Artur Silva interweaves South American narratives and colonial history. He is presenting a series of photographs entitled Abacaxí. Produced in Lisbon, the series brings together the Monument to the Discoveries, Central Tejo and a pineapple. The confrontation of these two urban spaces and the fruit "emphasizing the pineapple's role as a tangible representation of cultural and resource exploitation". He also shows sculptures made from nets used to distribute lemons. The fruit is absent, evoked in hollow form. The net, a transitory element that transports, protects and holds, reveals the fragility of our commercial exchanges.
Two drawings by Bianca Argimón zoom in on the mechanized production of oranges. The drawings are not exactly still lifes, except perhaps in a renewed sense. The fruit is still hanging on the tree, and the mechanical arm has not yet reached the orange. Yet one of them has already been gendered and labeled. The disruptive elements of the mechanical arm and the label indicate the constant desire to conform to the norm. The orange is the ultimate trophy, perhaps in that the splendor of the citrus fruit of yesteryear remains unchanged.
Widening the focus, we leave the table, then the house. We follow a clay path, the planting season is beginning, summer is just around the corner, pollination and the harvest to follow. The orchards stretch as far as the eye can see. The subject of Manuel Stehli's diptych of oil paintings on wood is a night landscape waiting for aurora. The composition seems to be staged by the arrangement of objects. Yet this is the hour when the countryside forgets that it is shaped by Man and becomes a subject once again.
On clay soils, hands dig and shape. Mateo Revillo sculpts little allegories that have escaped from paintings. A lemon or a vine leaf is covered with a thin layer of wax, then immersed in water. The clay vanishes and the thin membrane of translucent skin pulsates in the shelter of a box that preserves its essence.
Somewhere between gastronomic tradition and Baroque heritage, Anastasia Finders opens the season with an edible installation. A living décor, a golden vanity, will gradually become a still life, prolonging the gaze.
Suspended in time, a still life is the relic of stories of exchange and migration.
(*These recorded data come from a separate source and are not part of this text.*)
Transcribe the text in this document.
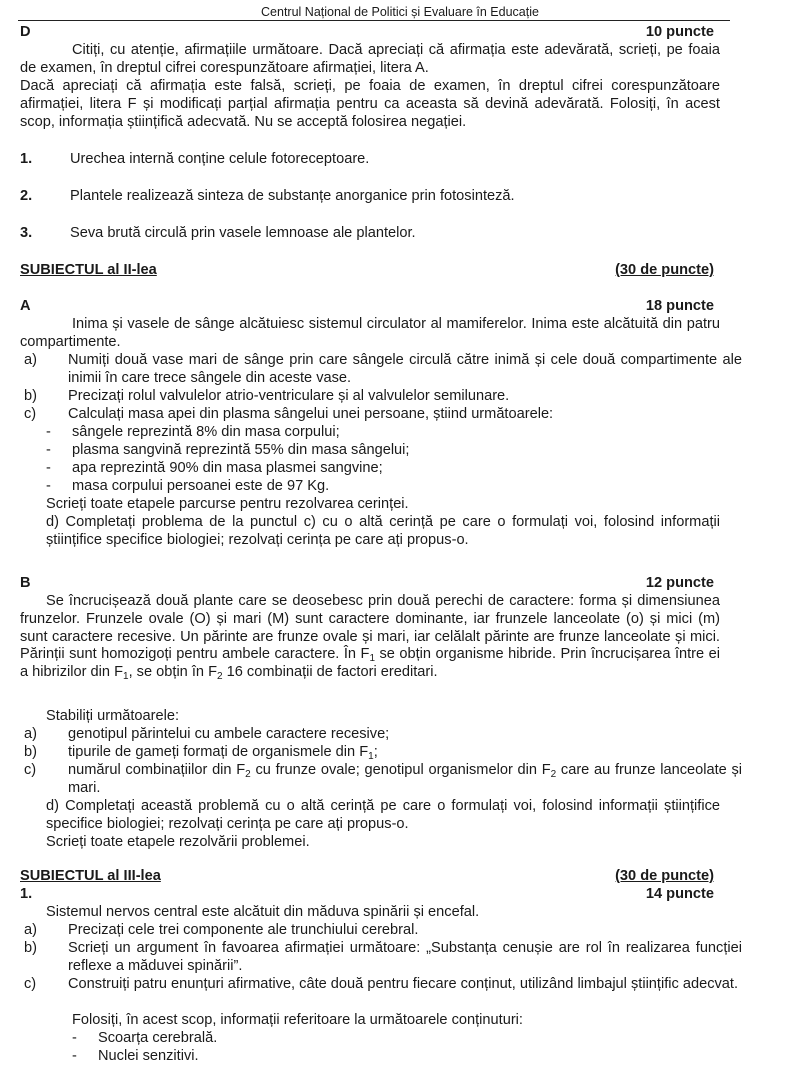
Centrul Național de Politici și Evaluare în Educație
D	10 puncte
Citiți, cu atenție, afirmațiile următoare. Dacă apreciați că afirmația este adevărată, scrieți, pe foaia de examen, în dreptul cifrei corespunzătoare afirmației, litera A.
Dacă apreciați că afirmația este falsă, scrieți, pe foaia de examen, în dreptul cifrei corespunzătoare afirmației, litera F și modificați parțial afirmația pentru ca aceasta să devină adevărată. Folosiți, în acest scop, informația științifică adecvată. Nu se acceptă folosirea negației.
1.	Urechea internă conține celule fotoreceptoare.
2.	Plantele realizează sinteza de substanțe anorganice prin fotosinteză.
3.	Seva brută circulă prin vasele lemnoase ale plantelor.
SUBIECTUL al II-lea	(30 de puncte)
A	18 puncte
Inima și vasele de sânge alcătuiesc sistemul circulator al mamiferelor. Inima este alcătuită din patru compartimente.
a) Numiți două vase mari de sânge prin care sângele circulă către inimă și cele două compartimente ale inimii în care trece sângele din aceste vase.
b) Precizați rolul valvulelor atrio-ventriculare și al valvulelor semilunare.
c) Calculați masa apei din plasma sângelui unei persoane, știind următoarele:
- sângele reprezintă 8% din masa corpului;
- plasma sangvină reprezintă 55% din masa sângelui;
- apa reprezintă 90% din masa plasmei sangvine;
- masa corpului persoanei este de 97 Kg.
Scrieți toate etapele parcurse pentru rezolvarea cerinței.
d) Completați problema de la punctul c) cu o altă cerință pe care o formulați voi, folosind informații științifice specifice biologiei; rezolvați cerința pe care ați propus-o.
B	12 puncte
Se încrucișează două plante care se deosebesc prin două perechi de caractere: forma și dimensiunea frunzelor. Frunzele ovale (O) și mari (M) sunt caractere dominante, iar frunzele lanceolate (o) și mici (m) sunt caractere recesive. Un părinte are frunze ovale și mari, iar celălalt părinte are frunze lanceolate și mici. Părinții sunt homozigoți pentru ambele caractere. În $F_1$ se obțin organisme hibride. Prin încrucișarea între ei a hibrizilor din $F_1$, se obțin în $F_2$ 16 combinații de factori ereditari.
Stabiliți următoarele:
a) genotipul părintelui cu ambele caractere recesive;
b) tipurile de gameți formați de organismele din $F_1$;
c) numărul combinațiilor din $F_2$ cu frunze ovale; genotipul organismelor din $F_2$ care au frunze lanceolate și mari.
d) Completați această problemă cu o altă cerință pe care o formulați voi, folosind informații științifice specifice biologiei; rezolvați cerința pe care ați propus-o.
Scrieți toate etapele rezolvării problemei.
SUBIECTUL al III-lea	(30 de puncte)
1.	14 puncte
Sistemul nervos central este alcătuit din măduva spinării și encefal.
a) Precizați cele trei componente ale trunchiului cerebral.
b) Scrieți un argument în favoarea afirmației următoare: „Substanța cenușie are rol în realizarea funcției reflexe a măduvei spinării”.
c) Construiți patru enunțuri afirmative, câte două pentru fiecare conținut, utilizând limbajul științific adecvat.
Folosiți, în acest scop, informații referitoare la următoarele conținuturi:
- Scoarța cerebrală.
- Nuclei senzitivi.
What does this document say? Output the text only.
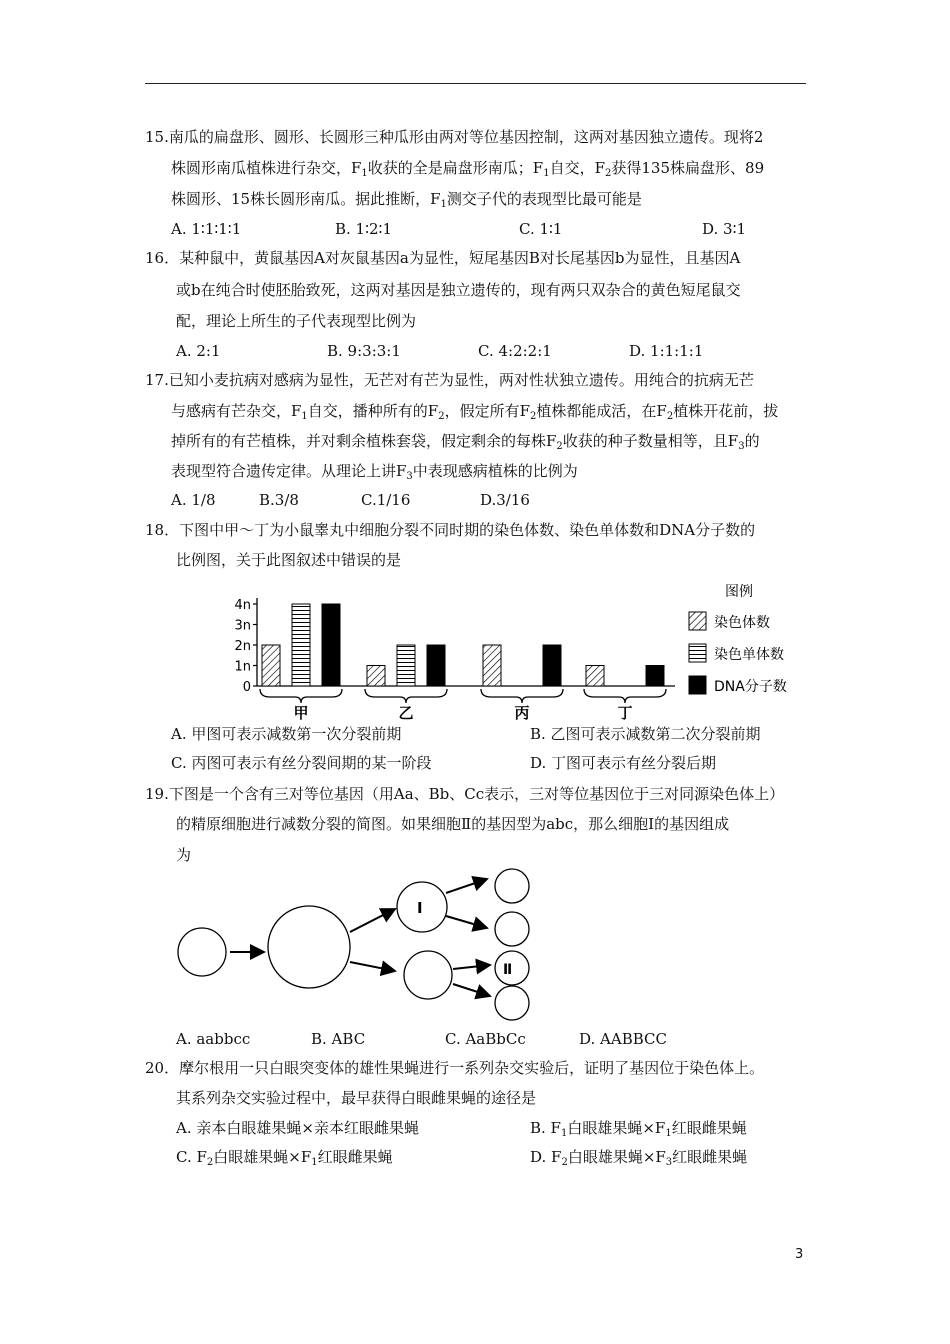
15.南瓜的扁盘形、圆形、长圆形三种瓜形由两对等位基因控制，这两对基因独立遗传。现将2
株圆形南瓜植株进行杂交，$F_1$收获的全是扁盘形南瓜；$F_1$自交，$F_2$获得135株扁盘形、89
株圆形、15株长圆形南瓜。据此推断，$F_1$测交子代的表现型比最可能是
A. 1∶1∶1∶1	B. 1∶2∶1	C. 1∶1	D. 3∶1
16．某种鼠中，黄鼠基因A对灰鼠基因a为显性，短尾基因B对长尾基因b为显性，且基因A
或b在纯合时使胚胎致死，这两对基因是独立遗传的，现有两只双杂合的黄色短尾鼠交
配，理论上所生的子代表现型比例为
A. 2:1	B. 9:3:3:1	C. 4:2:2:1	D. 1:1:1:1
17.已知小麦抗病对感病为显性，无芒对有芒为显性，两对性状独立遗传。用纯合的抗病无芒
与感病有芒杂交，$F_1$自交，播种所有的$F_2$，假定所有$F_2$植株都能成活，在$F_2$植株开花前，拔
掉所有的有芒植株，并对剩余植株套袋，假定剩余的每株$F_2$收获的种子数量相等，且$F_3$的
表现型符合遗传定律。从理论上讲$F_3$中表现感病植株的比例为
A. 1/8	B.3/8	C.1/16	D.3/16
18．下图中甲～丁为小鼠睾丸中细胞分裂不同时期的染色体数、染色单体数和DNA分子数的
比例图，关于此图叙述中错误的是
0
1n
2n
3n
4n
甲	乙	丙	丁
图例
染色体数
染色单体数
DNA分子数
A. 甲图可表示减数第一次分裂前期	B. 乙图可表示减数第二次分裂前期
C. 丙图可表示有丝分裂间期的某一阶段	D. 丁图可表示有丝分裂后期
19.下图是一个含有三对等位基因（用Aa、Bb、Cc表示，三对等位基因位于三对同源染色体上）
的精原细胞进行减数分裂的简图。如果细胞Ⅱ的基因型为abc，那么细胞Ⅰ的基因组成
为
Ⅰ
Ⅱ
A. aabbcc	B. ABC	C. AaBbCc	D. AABBCC
20．摩尔根用一只白眼突变体的雄性果蝇进行一系列杂交实验后，证明了基因位于染色体上。
其系列杂交实验过程中，最早获得白眼雌果蝇的途径是
A. 亲本白眼雄果蝇×亲本红眼雌果蝇	B. $F_1$白眼雄果蝇$\times F_1$红眼雌果蝇
C. $F_2$白眼雄果蝇$\times F_1$红眼雌果蝇	D. $F_2$白眼雄果蝇$\times F_3$红眼雌果蝇
3
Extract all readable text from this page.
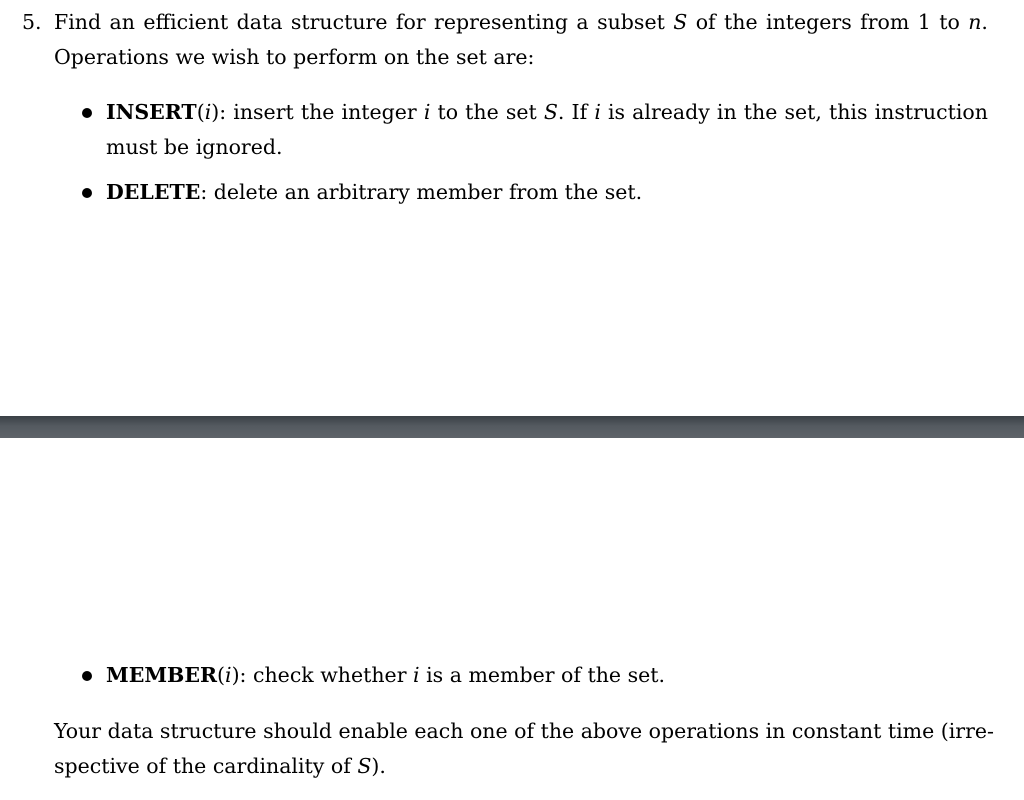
5. Find an efficient data structure for representing a subset S of the integers from 1 to n.
Operations we wish to perform on the set are:
INSERT(i): insert the integer i to the set S. If i is already in the set, this instruction
must be ignored.
DELETE: delete an arbitrary member from the set.
MEMBER(i): check whether i is a member of the set.
Your data structure should enable each one of the above operations in constant time (irre-
spective of the cardinality of S).
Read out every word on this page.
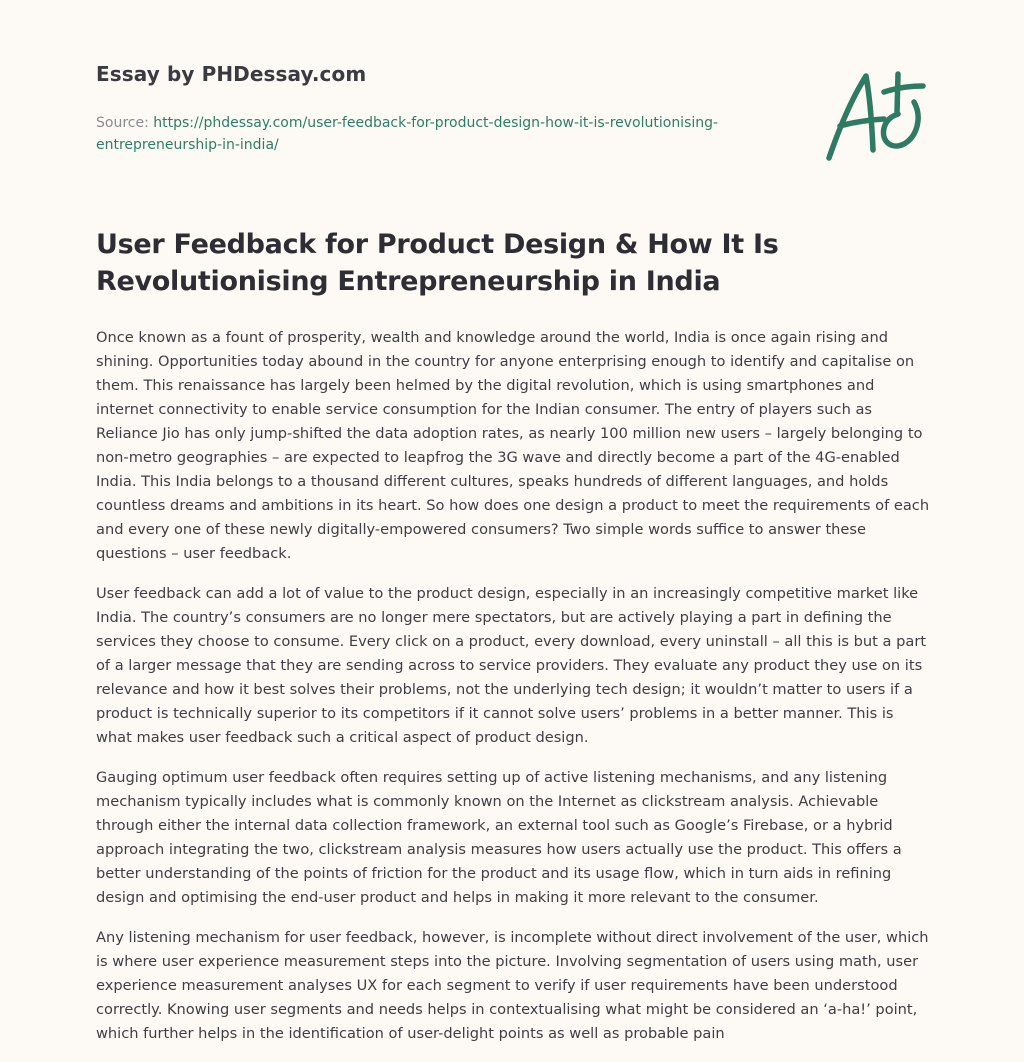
Essay by PHDessay.com
Source: https://phdessay.com/user-feedback-for-product-design-how-it-is-revolutionising-entrepreneurship-in-india/
User Feedback for Product Design & How It Is Revolutionising Entrepreneurship in India

Once known as a fount of prosperity, wealth and knowledge around the world, India is once again rising and shining. Opportunities today abound in the country for anyone enterprising enough to identify and capitalise on them. This renaissance has largely been helmed by the digital revolution, which is using smartphones and internet connectivity to enable service consumption for the Indian consumer. The entry of players such as Reliance Jio has only jump-shifted the data adoption rates, as nearly 100 million new users – largely belonging to non-metro geographies – are expected to leapfrog the 3G wave and directly become a part of the 4G-enabled India. This India belongs to a thousand different cultures, speaks hundreds of different languages, and holds countless dreams and ambitions in its heart. So how does one design a product to meet the requirements of each and every one of these newly digitally-empowered consumers? Two simple words suffice to answer these questions – user feedback.

User feedback can add a lot of value to the product design, especially in an increasingly competitive market like India. The country’s consumers are no longer mere spectators, but are actively playing a part in defining the services they choose to consume. Every click on a product, every download, every uninstall – all this is but a part of a larger message that they are sending across to service providers. They evaluate any product they use on its relevance and how it best solves their problems, not the underlying tech design; it wouldn’t matter to users if a product is technically superior to its competitors if it cannot solve users’ problems in a better manner. This is what makes user feedback such a critical aspect of product design.

Gauging optimum user feedback often requires setting up of active listening mechanisms, and any listening mechanism typically includes what is commonly known on the Internet as clickstream analysis. Achievable through either the internal data collection framework, an external tool such as Google’s Firebase, or a hybrid approach integrating the two, clickstream analysis measures how users actually use the product. This offers a better understanding of the points of friction for the product and its usage flow, which in turn aids in refining design and optimising the end-user product and helps in making it more relevant to the consumer.

Any listening mechanism for user feedback, however, is incomplete without direct involvement of the user, which is where user experience measurement steps into the picture. Involving segmentation of users using math, user experience measurement analyses UX for each segment to verify if user requirements have been understood correctly. Knowing user segments and needs helps in contextualising what might be considered an ‘a-ha!’ point, which further helps in the identification of user-delight points as well as probable pain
The fruits are clues, and the medium that preserves them is a case for a multiplicity of stories. Panfilo Nuvolone and Jan-Frans van Dael's choice of stone magnifies their subjects. Maya Inès Touam's Les Délices du Temps, a wooden retable made up of photographic prints, transcends temporalities and territorialities, so that each object, each fruit brought back, moved, can finally find its place, its aura, this distant which is getting closer, however close it may be.